• Travel: From Pancake Rocks to Arthur’s Pass

Travel: From Pancake Rocks to Arthur’s Pass

Wow, $10 for a pizza and … BAM! Head to toe smashes into a pole, right next to Maggie, and right in front of two people.

It was painful, but apparently it serves me right for not listening and being distracted by a pizza deal. Anyway, welcome to Greymouth.


Dylan du Ross, who recently left Hawke’s Bay, is sharing his travel experiences around New Zealand.


It's not always beaches we get to stay at.


A few hours earlier, en route to Greymouth, we stopped at oddly one of the most famous tourist attractions in New Zealand.

The Pancake or Punakaiki Rocks. What makes these rocks so special you ask? Well I'm not sure, and neither are geologists, which is why they are so special. No one knows why they eroded into the shapes that they did. This and some spectacular advertising.

The place was packed. A mini town was even built around it. I thought It'd be dryly funny if I bought pancakes there, $18.50 told me otherwise.

After the Pancake Rocks, Greymouth, and a flat tyre, a sign told us we were in Arthur's Pass. The drop in temperature gave us the warning. I thought summer was just ending. Evidently not. For the four nights we stayed there I found myself inside a sleeping bag, with a puffy jacket on, over two jerseys and a t-shirt. Something that I was not used to.

The rain kept coming down, it just didn't stop.

We had big plans for Arthur's Pass, but every hour the rain fell, the higher the rivers were and the likelihood of us being able to cross them decreased.

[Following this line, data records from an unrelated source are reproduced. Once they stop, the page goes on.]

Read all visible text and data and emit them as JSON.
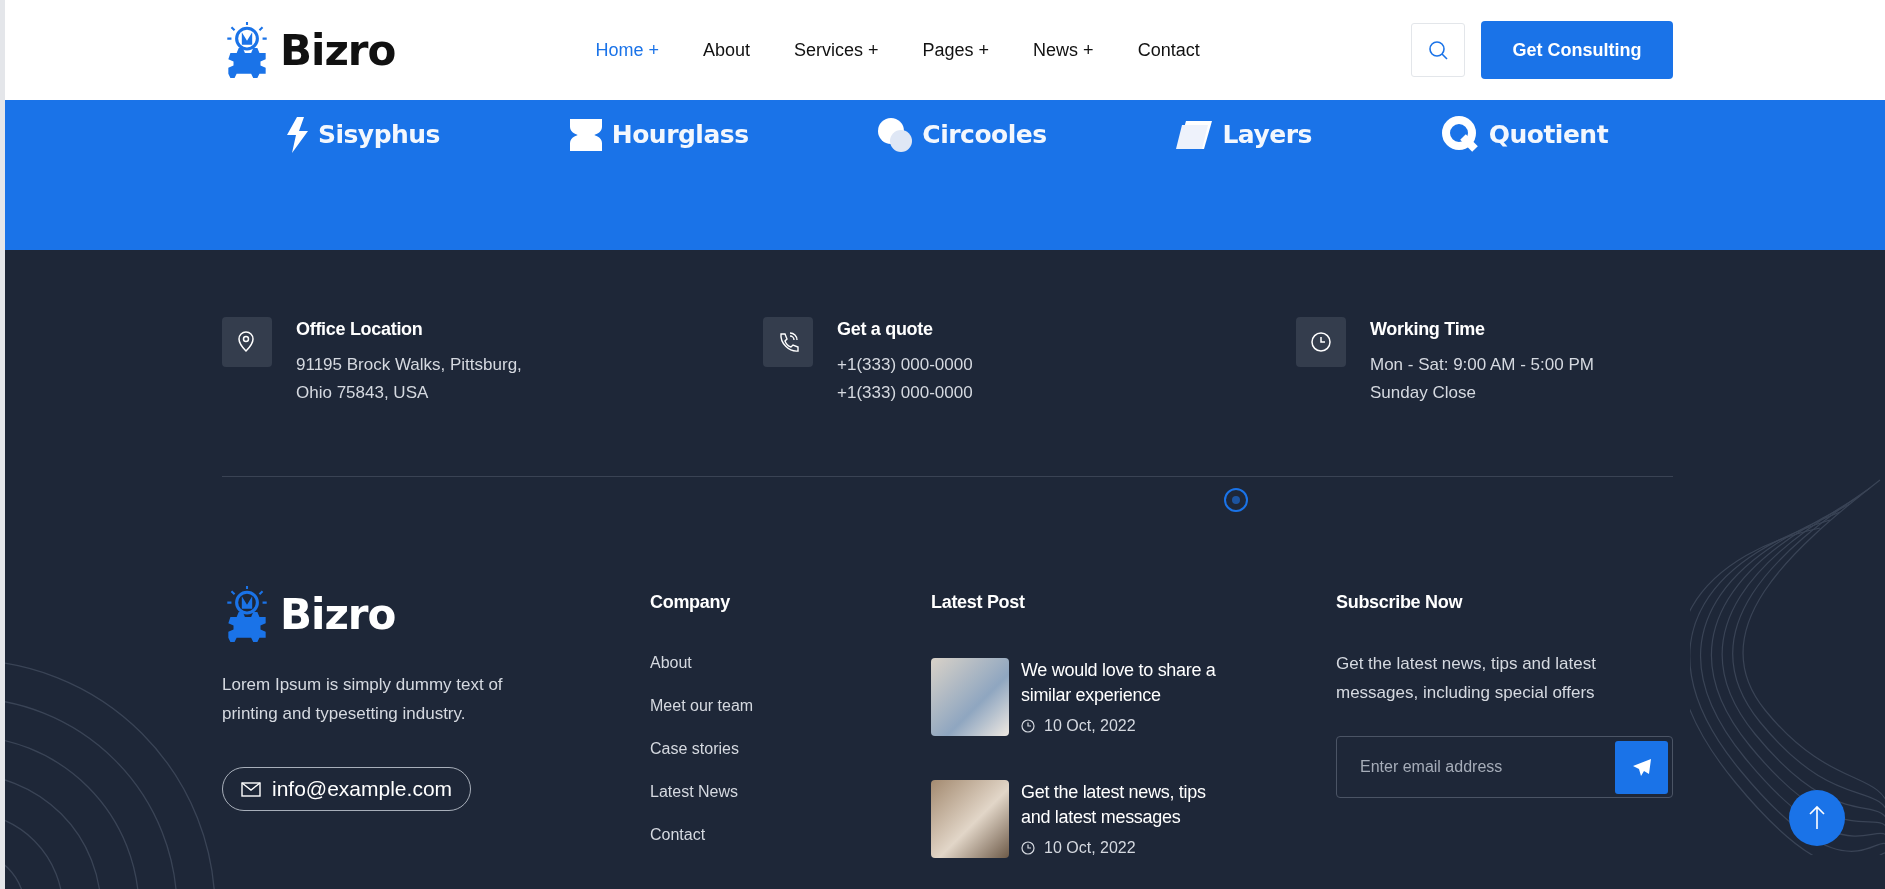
{
  "header": {
    "logo": "Bizro",
    "nav": [
      {
        "label": "Home",
        "marker": "+",
        "selected": true
      },
      {
        "label": "About",
        "selected": false
      },
      {
        "label": "Services",
        "marker": "+",
        "selected": false
      },
      {
        "label": "Pages",
        "marker": "+",
        "selected": false
      },
      {
        "label": "News",
        "marker": "+",
        "selected": false
      },
      {
        "label": "Contact",
        "selected": false
      }
    ],
    "cta": "Get Consulting"
  },
  "partners": [
    {
      "name": "Sisyphus",
      "kind": "bolt"
    },
    {
      "name": "Hourglass",
      "kind": "hourglass"
    },
    {
      "name": "Circooles",
      "kind": "circles"
    },
    {
      "name": "Layers",
      "kind": "layers"
    },
    {
      "name": "Quotient",
      "kind": "q"
    }
  ],
  "contact_info": [
    {
      "kind": "location",
      "title": "Office Location",
      "lines": [
        "91195 Brock Walks, Pittsburg,",
        "Ohio 75843, USA"
      ]
    },
    {
      "kind": "phone",
      "title": "Get a quote",
      "lines": [
        "+1(333) 000-0000",
        "+1(333) 000-0000"
      ]
    },
    {
      "kind": "clock",
      "title": "Working Time",
      "lines": [
        "Mon - Sat: 9:00 AM - 5:00 PM",
        "Sunday Close"
      ]
    }
  ],
  "footer": {
    "brand": {
      "logo": "Bizro",
      "description": "Lorem Ipsum is simply dummy text of printing and typesetting industry.",
      "email": "info@example.com"
    },
    "company": {
      "title": "Company",
      "links": [
        "About",
        "Meet our team",
        "Case stories",
        "Latest News",
        "Contact"
      ]
    },
    "latest_post": {
      "title": "Latest Post",
      "posts": [
        {
          "title": "We would love to share a similar experience",
          "date": "10 Oct, 2022"
        },
        {
          "title": "Get the latest news, tips and latest messages",
          "date": "10 Oct, 2022"
        }
      ]
    },
    "subscribe": {
      "title": "Subscribe Now",
      "text": "Get the latest news, tips and latest messages, including special offers",
      "placeholder": "Enter email address"
    }
  }
}
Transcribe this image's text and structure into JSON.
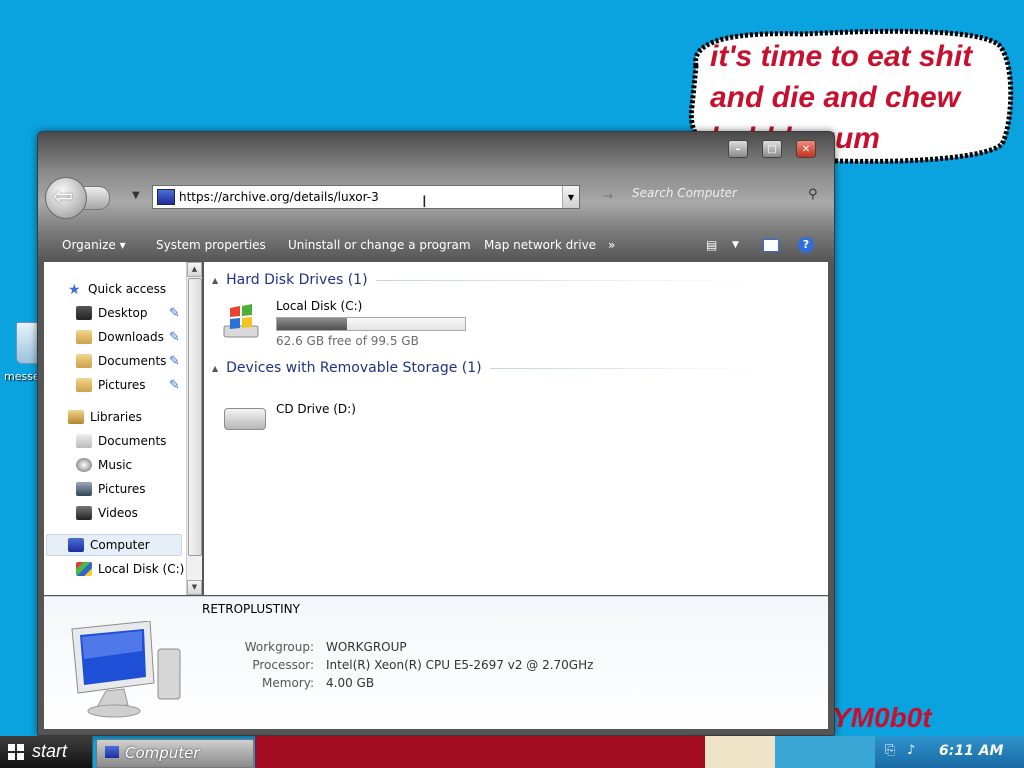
{
  "wallpaper": {
    "bubble_lines": [
      "it's time to eat shit",
      "and die and chew",
      "bubble gum"
    ],
    "graffiti": "YM0b0t"
  },
  "desktop": {
    "icon_label": "messe"
  },
  "window": {
    "address": "https://archive.org/details/luxor-3",
    "search_placeholder": "Search Computer",
    "toolbar": {
      "organize": "Organize ▾",
      "system_properties": "System properties",
      "uninstall": "Uninstall or change a program",
      "map_drive": "Map network drive",
      "more": "»"
    }
  },
  "nav": {
    "quick_access": "Quick access",
    "desktop": "Desktop",
    "downloads": "Downloads",
    "documents": "Documents",
    "pictures": "Pictures",
    "libraries": "Libraries",
    "lib_documents": "Documents",
    "music": "Music",
    "lib_pictures": "Pictures",
    "videos": "Videos",
    "computer": "Computer",
    "local_disk": "Local Disk (C:)"
  },
  "content": {
    "hdd_group": "Hard Disk Drives (1)",
    "c_name": "Local Disk (C:)",
    "c_free": "62.6 GB free of 99.5 GB",
    "c_used_fraction": 0.37,
    "removable_group": "Devices with Removable Storage (1)",
    "d_name": "CD Drive (D:)"
  },
  "details": {
    "computer_name": "RETROPLUSTINY",
    "workgroup_label": "Workgroup:",
    "workgroup": "WORKGROUP",
    "processor_label": "Processor:",
    "processor": "Intel(R) Xeon(R) CPU E5-2697 v2 @ 2.70GHz",
    "memory_label": "Memory:",
    "memory": "4.00 GB"
  },
  "taskbar": {
    "start": "start",
    "task": "Computer",
    "clock": "6:11 AM"
  },
  "colors": {
    "desktop": "#0aa3e0",
    "accent": "#1e3287",
    "bubble_text": "#c8102e"
  }
}
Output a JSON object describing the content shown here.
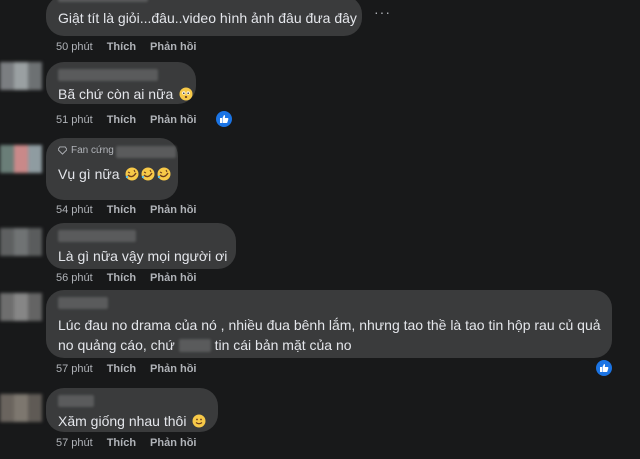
{
  "actions": {
    "like": "Thích",
    "reply": "Phản hồi"
  },
  "more_menu": "···",
  "comments": [
    {
      "text": "Giật tít là giỏi...đâu..video hình ảnh đâu đưa đây",
      "time": "50 phút"
    },
    {
      "text": "Bã chứ còn ai nữa",
      "time": "51 phút"
    },
    {
      "badge": "Fan cứng",
      "text": "Vụ gì nữa",
      "time": "54 phút"
    },
    {
      "text": "Là gì nữa vậy mọi người ơi",
      "time": "56 phút"
    },
    {
      "line1": "Lúc đau no drama của nó , nhiều đua bênh lắm, nhưng tao thề là tao tin hộp rau củ quả",
      "line2a": "no quảng cáo, chứ",
      "line2b": "tin cái bản mặt của no",
      "time": "57 phút"
    },
    {
      "text": "Xăm giống nhau thôi",
      "time": "57 phút"
    }
  ]
}
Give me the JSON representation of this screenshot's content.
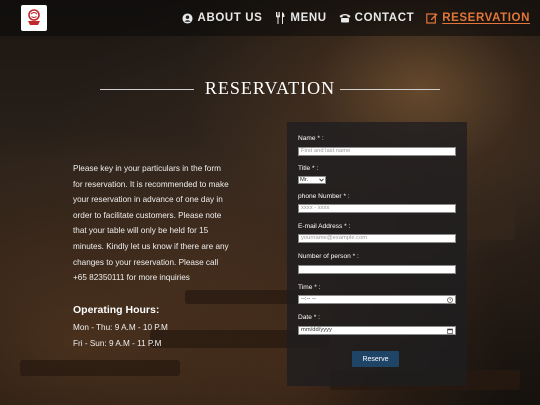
{
  "nav": {
    "logo_icon": "restaurant-logo-icon",
    "items": [
      {
        "label": "ABOUT US",
        "icon": "user-circle-icon"
      },
      {
        "label": "MENU",
        "icon": "utensils-icon"
      },
      {
        "label": "CONTACT",
        "icon": "phone-icon"
      },
      {
        "label": "RESERVATION",
        "icon": "edit-icon",
        "active": true
      }
    ],
    "active_color": "#e2763a"
  },
  "page": {
    "title": "RESERVATION",
    "intro_lines": [
      "Please key in your particulars in the form",
      "for reservation. It is recommended to make",
      "your reservation in advance of one day in",
      "order to facilitate customers. Please note",
      "that your table will only be held for 15",
      "minutes. Kindly let us know if there are any",
      "changes to your reservation. Please call",
      "+65 82350111 for more inquiries"
    ],
    "hours_title": "Operating Hours:",
    "hours": [
      "Mon - Thu: 9 A.M - 10 P.M",
      "Fri - Sun: 9 A.M - 11 P.M"
    ]
  },
  "form": {
    "name_label": "Name * :",
    "name_placeholder": "First and last name",
    "title_label": "Title * :",
    "title_value": "Mr.",
    "phone_label": "phone Number * :",
    "phone_placeholder": "xxxx - xxxx",
    "email_label": "E-mail Address * :",
    "email_placeholder": "yourname@example.com",
    "persons_label": "Number of person * :",
    "persons_value": "",
    "time_label": "Time * :",
    "time_placeholder": "--:-- --",
    "date_label": "Date * :",
    "date_placeholder": "mm/dd/yyyy",
    "submit_label": "Reserve",
    "button_color": "#1e4466"
  }
}
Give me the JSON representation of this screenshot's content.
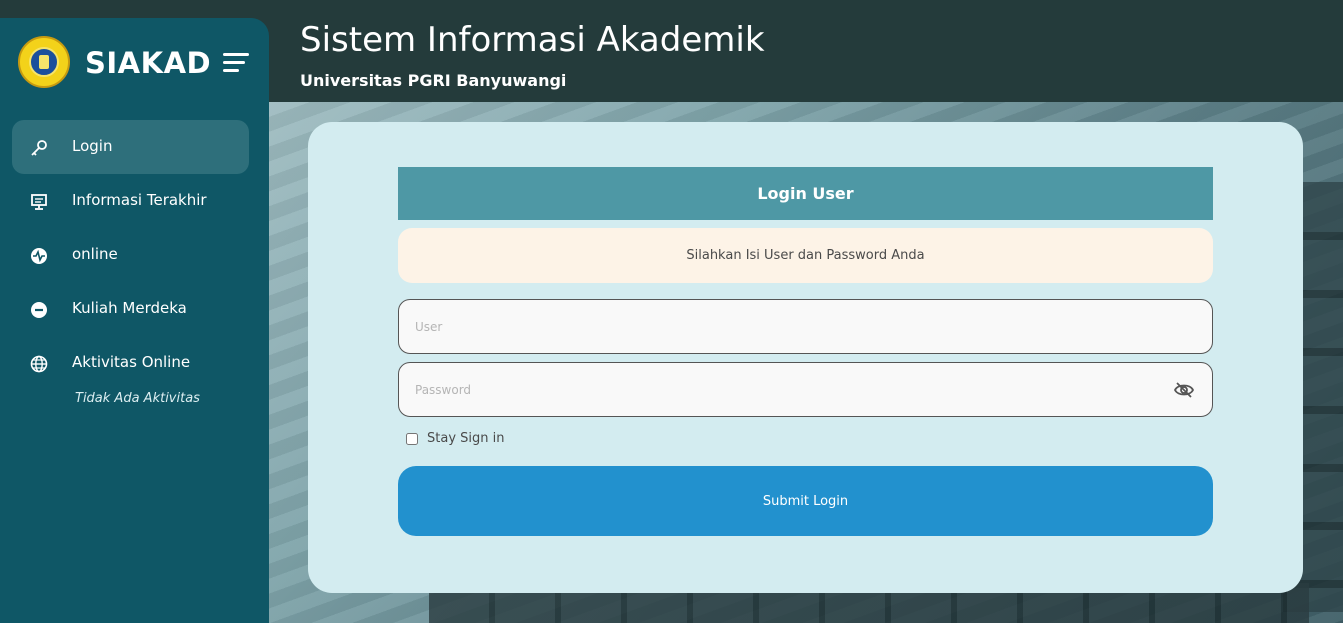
{
  "brand": {
    "title": "SIAKAD"
  },
  "header": {
    "title": "Sistem Informasi Akademik",
    "subtitle": "Universitas PGRI Banyuwangi"
  },
  "sidebar": {
    "items": [
      {
        "label": "Login",
        "icon": "key-icon",
        "active": true
      },
      {
        "label": "Informasi Terakhir",
        "icon": "monitor-icon",
        "active": false
      },
      {
        "label": "online",
        "icon": "activity-icon",
        "active": false
      },
      {
        "label": "Kuliah Merdeka",
        "icon": "minus-circle-icon",
        "active": false
      },
      {
        "label": "Aktivitas Online",
        "icon": "globe-icon",
        "active": false
      }
    ],
    "activity_note": "Tidak Ada Aktivitas"
  },
  "login": {
    "heading": "Login User",
    "alert": "Silahkan Isi User dan Password Anda",
    "user_placeholder": "User",
    "password_placeholder": "Password",
    "stay_label": "Stay Sign in",
    "submit_label": "Submit Login"
  },
  "colors": {
    "sidebar": "#0f5766",
    "header": "#243b3b",
    "card": "#d3ecf0",
    "card_head": "#4e98a5",
    "submit": "#2291ce"
  }
}
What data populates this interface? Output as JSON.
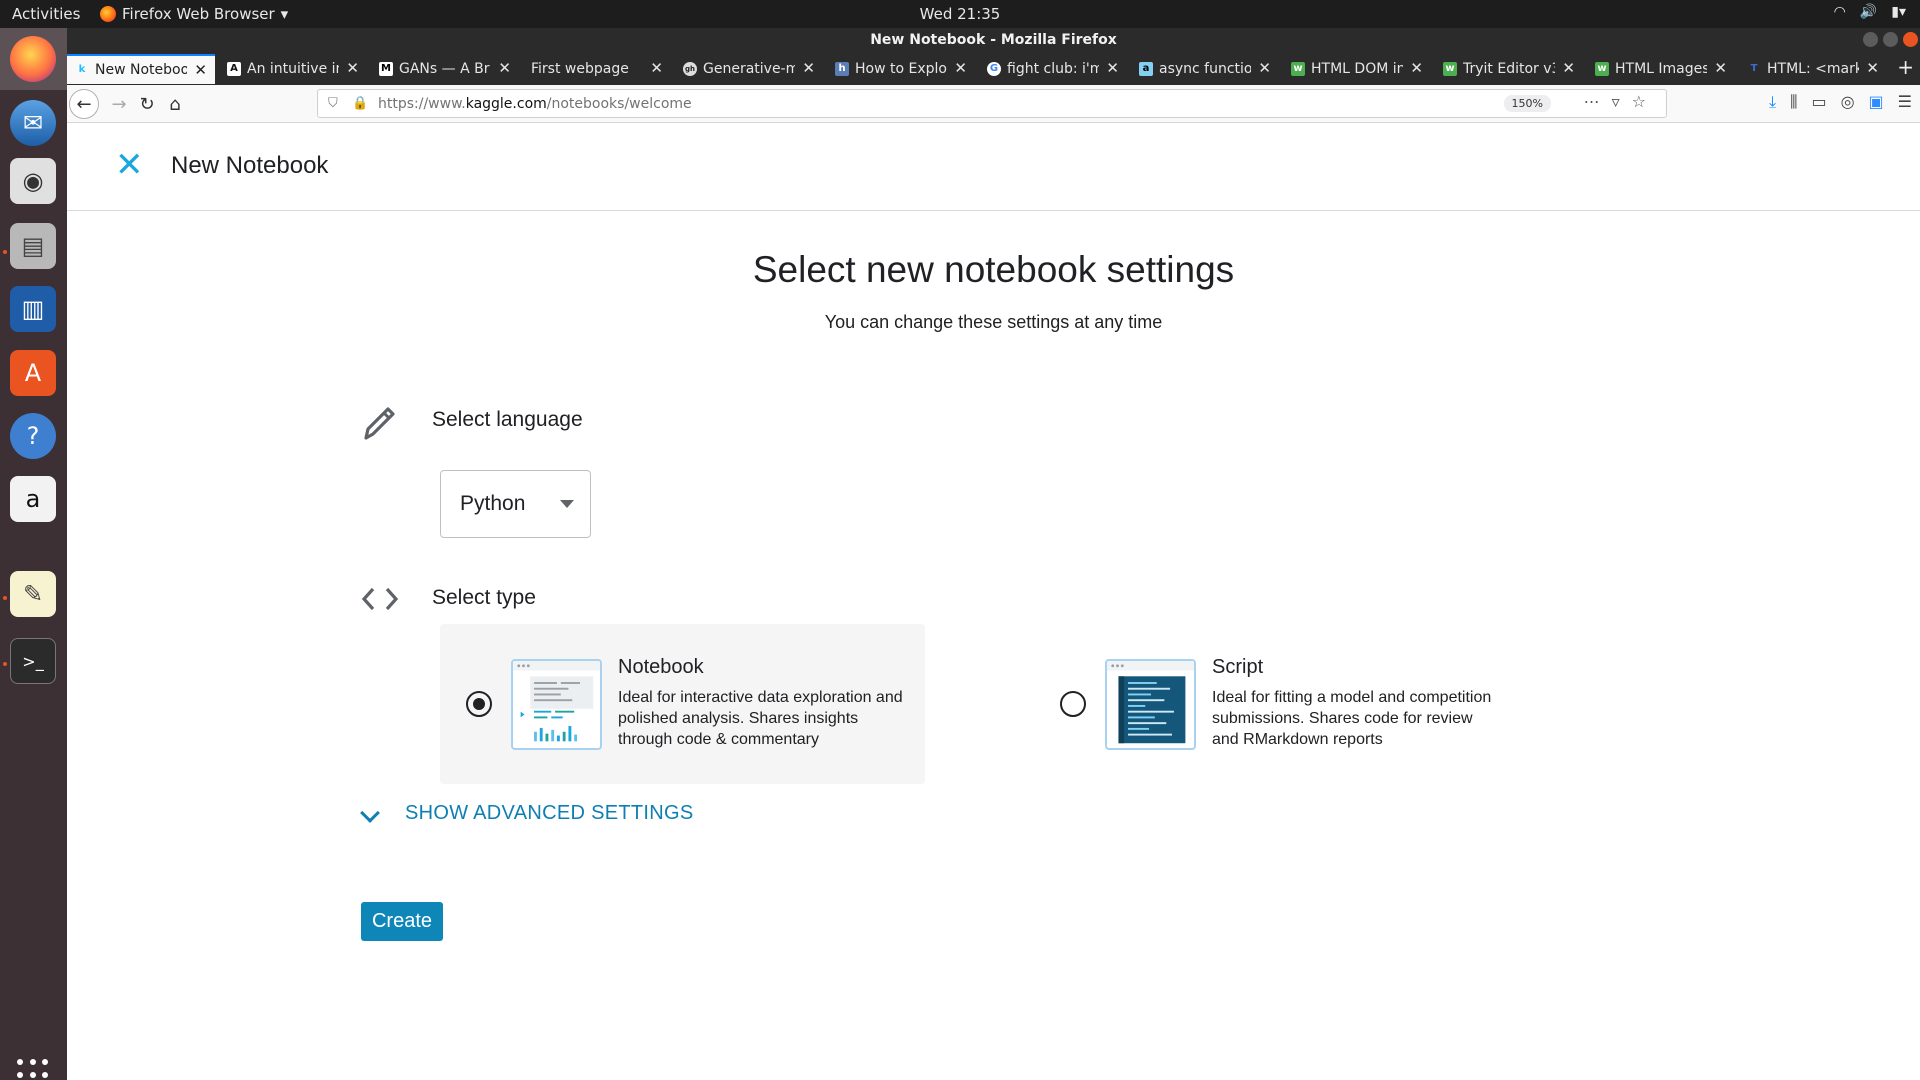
{
  "system_bar": {
    "activities": "Activities",
    "app_menu": "Firefox Web Browser",
    "clock": "Wed 21:35"
  },
  "window": {
    "title": "New Notebook - Mozilla Firefox"
  },
  "tabs": [
    {
      "title": "New Notebook",
      "favicon": "k",
      "active": true
    },
    {
      "title": "An intuitive in",
      "favicon": "A"
    },
    {
      "title": "GANs — A Br",
      "favicon": "M"
    },
    {
      "title": "First webpage",
      "favicon": ""
    },
    {
      "title": "Generative-m",
      "favicon": "gh"
    },
    {
      "title": "How to Explo",
      "favicon": "h"
    },
    {
      "title": "fight club: i'm",
      "favicon": "G"
    },
    {
      "title": "async functio",
      "favicon": "a"
    },
    {
      "title": "HTML DOM in",
      "favicon": "w"
    },
    {
      "title": "Tryit Editor v3",
      "favicon": "w"
    },
    {
      "title": "HTML Images",
      "favicon": "w"
    },
    {
      "title": "HTML: <mark",
      "favicon": "T"
    }
  ],
  "navigation": {
    "url_prefix": "https://www.",
    "url_host": "kaggle.com",
    "url_path": "/notebooks/welcome",
    "zoom": "150%"
  },
  "page": {
    "header_title": "New Notebook",
    "heading": "Select new notebook settings",
    "subheading": "You can change these settings at any time",
    "language_label": "Select language",
    "language_value": "Python",
    "type_label": "Select type",
    "types": [
      {
        "title": "Notebook",
        "description": "Ideal for interactive data exploration and polished analysis. Shares insights through code & commentary",
        "selected": true
      },
      {
        "title": "Script",
        "description": "Ideal for fitting a model and competition submissions. Shares code for review and RMarkdown reports",
        "selected": false
      }
    ],
    "advanced_label": "SHOW ADVANCED SETTINGS",
    "create_label": "Create"
  },
  "colors": {
    "accent": "#0e86b8",
    "close_icon": "#1aa7e0",
    "selected_card_bg": "#f5f5f5",
    "dock_bg": "#3d3034",
    "ubuntu_orange": "#e95420"
  },
  "icons": {
    "close": "close-icon",
    "language": "pencil-icon",
    "type": "code-brackets-icon",
    "advanced": "chevron-down-icon"
  }
}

Barker Hut was a notable absentee. But you can only play with the cards in front of you, so we got on with it.

And if we were playing cards, Avalanche Peak was the king of diamonds. A 3km ascent that takes an estimated four hours to get up. That's going less than 1 km an hour. The climb pace speaks volumes about the track's steepness.

Tree roots were proving to be our saviour as we scrambled up the dirt track. Every step, a mindful one. Personally, the climbing element to the track made it more enjoyable, it was a nice change from walking all the time. What wasn't a nice change was the indecisive temperature, going from cold to hot to freezing. The constant change of clothes grew tiring, so I sucked it up and wore a t-shirt the whole way. A podcast I listened to not long ago described the benefits of being cold. A mantra of “cold is good” repeated itself for the rest of the hike.

Avalanche Peak was also my first experience of the famous Kea bird. It's the only alpine parrot in the world, and is nicknamed “the clown” due to its willingness to entertain. I've heard others call it by different names, but that's only after it's ripped a hole in their tent. In this moment, a photographer was sitting down with three around him, two being cautious, and the other going right in, biting his shoe. A couple flew away displaying their vibrant colours which are normally hidden in the inside of their wings. They truly are a miraculous bird.

Eventually the track hits snow.

I was joyous as I hadn't been able to pick up snow in a very long time. Childish dreams of a snowball fight or building a snowman came and quickly passed. No one else was that bothered.

The track, as usual, started to get tough. A scramble to the top occurred as the loose rocks kept us on our toes, and hands at this point. We were close to the summit.

And there we were, standing at 1833m above sea level, eating peanut butter & jam sandwiches, admiring everything below, and everything that still towered above us. This was insane. It reminded me of the saying “there is always going to be someone better than you”. And although this is true, I'm not sure if I'd want to be on the tallest mountain, rather than admiring its brilliance from below. I guess when I learn how to rock climb, I'll find out.

Now that's an adventure that I really do look forward to.